Hon. Kimberley S. White, 10th Judicial Circuit of Virginia / Halifax
Brendan U. Dunning, The Law Office of Brendan U. Dunning / Halifax

ABOUT THE SPEAKERS

Hon. Kimberley S. White, 10th Judicial Circuit of Virginia / Halifax

Judge Kimberley S. White graduated from Mary Washington College (now University of Mary Washington), in Fredericksburg, VA, in 1985 where she received degrees in English (Literature Concentration) and American Studies. She went on to receive her Juris Doctor in 1988 from Walter F. George School of Law of Mercer University, Macon, GA. Judge White practiced law at Woods, Rogers, P.L.C. (formerly Woods, Rogers & Hazlegrove) in Danville, VA, as an Associate and as a Principal. She served as Commonwealth’s Attorney for the County of Halifax, Virginia from January 2004-2012. Earlier in her career she was an Assistant Public Defender and a Special Assistant United States Attorney. Judge White was appointed by the Governor as a Judge for the Tenth Judicial Circuit of the Commonwealth of Virginia in August 2012 and was elected by the General Assembly in January 2013.

Active in the Virginia State Bar, Judge White chaired the Committee on Lawyer Discipline, which oversees the Bar’s disciplinary system, for 4 years. She has lectured and taught on ethics, trial advocacy, and HIPAA to attorneys throughout the country. Judge White also has taught classes on gang prosecutions and child pornography detection to law enforcement audiences. She was honored by Virginia Lawyer Media by being named to the 2011 Class of the Influential Women of Virginia. The year prior she and another elected prosecutor were the first-ever sitting Commonwealth’s Attorneys to be elected as Fellows of the Virginia Law Foundation.

A life-long Virginian, Judge White has been married for nearly 30 years to her husband, Dave. They have 2 children and a chocolate lab, who keep them busy cheering on the Hokies, attending recitals and plays, and playing catch.

Brendan U. Dunning, The Law Office of Brendan U. Dunning / Halifax

Brendan U. Dunning has tried cases as a prosecutor, defense attorney, and civil litigator. He worked as an Assistant Commonwealth’s Attorney for seven years in the County of Halifax. From 2004-2008, he served as the Regional Drug Prosecutor for seven Virginia counties. In addition, he served as a Special Assistant United States Attorney in the Western District of Virginia. In 2003, he became the first and only prosecutor to obtain a conviction by jury trial under the Virginia Drug Kingpin Statute, a life sentence which was affirmed on appeal in Dunaway v. Commonwealth, 52 Va. App. 281.

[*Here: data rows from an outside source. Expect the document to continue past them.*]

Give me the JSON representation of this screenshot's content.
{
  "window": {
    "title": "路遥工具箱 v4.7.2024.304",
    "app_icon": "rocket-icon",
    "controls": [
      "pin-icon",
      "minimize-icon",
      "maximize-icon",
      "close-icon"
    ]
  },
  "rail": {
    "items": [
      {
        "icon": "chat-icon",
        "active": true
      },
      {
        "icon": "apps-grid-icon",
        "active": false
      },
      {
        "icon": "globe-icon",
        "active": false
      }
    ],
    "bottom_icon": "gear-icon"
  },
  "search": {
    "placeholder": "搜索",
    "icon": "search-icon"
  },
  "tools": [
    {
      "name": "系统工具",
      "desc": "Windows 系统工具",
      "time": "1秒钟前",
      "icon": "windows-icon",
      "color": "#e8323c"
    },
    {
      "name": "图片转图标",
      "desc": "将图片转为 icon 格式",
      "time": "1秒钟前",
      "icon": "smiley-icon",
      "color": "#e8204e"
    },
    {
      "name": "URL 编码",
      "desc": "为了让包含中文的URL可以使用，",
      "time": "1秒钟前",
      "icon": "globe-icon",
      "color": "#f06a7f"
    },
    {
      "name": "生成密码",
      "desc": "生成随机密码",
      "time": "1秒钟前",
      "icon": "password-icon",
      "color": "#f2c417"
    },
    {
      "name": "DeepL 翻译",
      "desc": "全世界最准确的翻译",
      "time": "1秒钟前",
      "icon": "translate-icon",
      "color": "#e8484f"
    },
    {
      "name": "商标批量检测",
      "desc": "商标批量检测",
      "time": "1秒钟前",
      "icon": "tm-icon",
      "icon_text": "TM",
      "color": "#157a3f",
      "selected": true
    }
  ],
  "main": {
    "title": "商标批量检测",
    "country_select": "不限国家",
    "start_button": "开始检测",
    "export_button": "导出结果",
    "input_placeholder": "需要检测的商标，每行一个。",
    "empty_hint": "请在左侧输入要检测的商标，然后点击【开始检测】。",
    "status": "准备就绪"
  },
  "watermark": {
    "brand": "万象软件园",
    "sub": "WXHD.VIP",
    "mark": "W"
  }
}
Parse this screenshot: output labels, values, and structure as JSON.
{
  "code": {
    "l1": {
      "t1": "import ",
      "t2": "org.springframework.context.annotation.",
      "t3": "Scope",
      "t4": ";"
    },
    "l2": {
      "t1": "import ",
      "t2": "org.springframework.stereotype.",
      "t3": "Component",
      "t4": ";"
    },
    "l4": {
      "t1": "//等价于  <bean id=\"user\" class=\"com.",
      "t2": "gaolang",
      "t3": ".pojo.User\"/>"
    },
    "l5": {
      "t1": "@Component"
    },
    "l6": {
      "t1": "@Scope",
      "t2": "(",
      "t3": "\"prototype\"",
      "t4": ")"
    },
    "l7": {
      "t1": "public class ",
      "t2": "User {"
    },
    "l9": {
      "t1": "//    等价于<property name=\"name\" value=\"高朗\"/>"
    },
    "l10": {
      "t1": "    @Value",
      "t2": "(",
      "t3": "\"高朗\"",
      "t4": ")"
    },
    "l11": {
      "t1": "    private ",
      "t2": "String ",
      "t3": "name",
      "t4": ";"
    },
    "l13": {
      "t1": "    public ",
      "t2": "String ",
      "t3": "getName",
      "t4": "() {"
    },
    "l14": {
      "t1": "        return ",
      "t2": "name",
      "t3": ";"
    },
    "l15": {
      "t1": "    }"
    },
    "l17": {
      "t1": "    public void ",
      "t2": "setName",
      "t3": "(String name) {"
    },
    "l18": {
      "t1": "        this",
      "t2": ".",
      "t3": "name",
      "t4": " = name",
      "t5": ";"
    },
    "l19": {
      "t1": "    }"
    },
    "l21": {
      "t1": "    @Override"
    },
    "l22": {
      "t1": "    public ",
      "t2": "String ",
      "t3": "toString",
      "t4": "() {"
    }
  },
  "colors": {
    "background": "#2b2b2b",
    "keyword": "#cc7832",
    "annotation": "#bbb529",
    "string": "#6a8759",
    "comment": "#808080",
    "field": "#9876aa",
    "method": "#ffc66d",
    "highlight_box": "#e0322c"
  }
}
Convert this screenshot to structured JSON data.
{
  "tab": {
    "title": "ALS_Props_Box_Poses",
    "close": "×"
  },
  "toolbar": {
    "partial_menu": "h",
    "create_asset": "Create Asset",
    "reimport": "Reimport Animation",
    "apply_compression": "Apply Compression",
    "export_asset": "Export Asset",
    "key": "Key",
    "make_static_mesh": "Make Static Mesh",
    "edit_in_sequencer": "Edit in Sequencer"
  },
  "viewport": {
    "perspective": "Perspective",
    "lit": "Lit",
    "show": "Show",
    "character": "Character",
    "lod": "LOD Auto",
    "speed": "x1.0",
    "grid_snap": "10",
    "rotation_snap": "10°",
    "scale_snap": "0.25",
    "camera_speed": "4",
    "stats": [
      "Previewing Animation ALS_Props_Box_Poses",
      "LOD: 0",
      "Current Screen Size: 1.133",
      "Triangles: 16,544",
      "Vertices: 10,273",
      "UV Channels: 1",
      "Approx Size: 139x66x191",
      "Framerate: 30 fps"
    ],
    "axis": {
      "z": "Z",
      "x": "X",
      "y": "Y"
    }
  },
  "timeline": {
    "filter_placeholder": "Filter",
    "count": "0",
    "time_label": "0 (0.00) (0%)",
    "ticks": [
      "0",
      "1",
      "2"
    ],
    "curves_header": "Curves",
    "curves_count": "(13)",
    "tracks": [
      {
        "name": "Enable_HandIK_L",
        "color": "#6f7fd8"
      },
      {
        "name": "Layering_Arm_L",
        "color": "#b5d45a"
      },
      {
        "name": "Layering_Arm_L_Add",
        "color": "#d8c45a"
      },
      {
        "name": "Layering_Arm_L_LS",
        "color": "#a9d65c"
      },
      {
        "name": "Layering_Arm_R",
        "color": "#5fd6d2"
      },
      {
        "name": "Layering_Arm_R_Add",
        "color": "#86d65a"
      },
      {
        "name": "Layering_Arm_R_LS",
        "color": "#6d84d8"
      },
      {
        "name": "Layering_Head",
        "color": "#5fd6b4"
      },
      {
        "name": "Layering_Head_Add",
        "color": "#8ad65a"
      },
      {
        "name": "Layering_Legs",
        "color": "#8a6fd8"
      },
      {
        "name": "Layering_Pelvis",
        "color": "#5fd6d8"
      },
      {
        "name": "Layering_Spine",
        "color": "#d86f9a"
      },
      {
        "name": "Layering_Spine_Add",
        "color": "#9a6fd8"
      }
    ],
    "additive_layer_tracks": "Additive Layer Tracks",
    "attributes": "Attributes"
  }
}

Mr. Dunning has taught trial practice, impeachment, criminal law, and other legal subjects since 2001. He has taught for the Virginia Commonwealth’s Attorney’s Services Council, the National District Attorney’s Association, Virginia CLE®, and several local organizations training attorneys and law enforcement personnel.  In 2008, Mr. Dunning taught drug prosecution at a national meeting of prosecutors in Las Vegas, Nevada.

Mr. Dunning has tried several high-profile jury trials in Southside Virginia. He also maintains a busy appellate practice. He has been a contributor to National Public Radio and has been published in The Economist and the Wall Street Journal.